Asian Markets Face Acute Exposure
While approximately 88% of crude passing through the Strait of Hormuz is destined for Asian markets—with China, India and Japan as the largest importers—the ongoing disruption would tighten global oil supply. The constrained supply through this critical chokepoint would tighten the global oil balance and amplify competition for alternative cargoes.
Bunker Costs to Surge
The ripple effects extend beyond crude markets. Any sustained spike in crude oil prices would directly lift bunker fuel prices, as marine fuels are derived from refinery feedstocks linked to crude benchmarks. Higher feedstock costs would translate into elevated bunker prices across major bunkering hubs, significantly increasing voyage expenses and operating costs across shipping sectors.
In a scenario of prolonged supply tightness, refiners may be forced to reduce throughput due to limited crude availability or margin compression, further tightening bunker supply and placing sustained upward pressure on prices.
Duration Remains Critical Variable
Drewry analysts stressed that the duration of any disruption is critical to the ultimate market outcome. In the immediate aftermath, there will be chaos as buyers scramble to secure alternative barrels from West Africa, Latin America and North America.
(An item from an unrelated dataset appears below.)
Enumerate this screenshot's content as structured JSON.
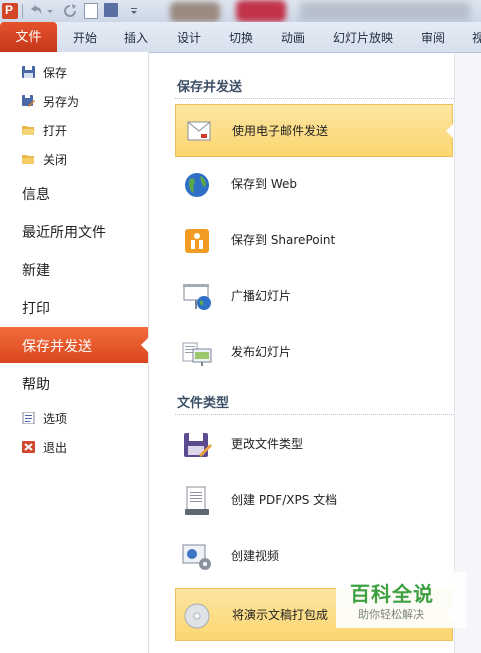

However, OPEC+ has announced a production increase of only 206 thousand barrels per day from April—incremental additions that “would offer little relief if the Strait remains closed,” according to Drewry. Spare production capacity outside the Middle East is limited, meaning replacement volumes would be insufficient to offset a large-scale disruption of Gulf exports.
Prolonged Closure Could Reverse Gains
While the initial market response favors tanker owners, a prolonged disruption presents a more complex scenario. With limited spare capacity outside the Middle East, any extended closure of the Strait of Hormuz would push oil prices into uncharted territory, potentially eroding oil demand and prompting economies to seek alternative energy sources such as coal.
In the event of prolonged supply disruption, refineries would initially draw down commercial crude inventories, and governments would likely release barrels from their Strategic Petroleum Reserves to stabilize domestic markets. However, according to the latest data from the International Energy Agency, OECD commercial oil inventories currently cover approximately 62 days of forward demand—meaning even assuming a 20% global supply deficit, such inventories would only provide a temporary cushion.
“Therefore, while crude tanker markets may initially experience a sharp rate spike, prolonged disruption would eventually shift the dynamic from tonne-mile expansion to demand destruction and trade contraction—leading to a more complex and potentially weaker freight environment over the medium term,” Drewry concludes.
The global economy remains structurally dependent on Middle Eastern crude supply, with inventories finite and temporary buffers unlikely to sustain extended disruption. For now, tanker owners face what could be a historic but potentially short-lived windfall, with the ultimate outcome dependent on geopolitical developments in the days and weeks ahead.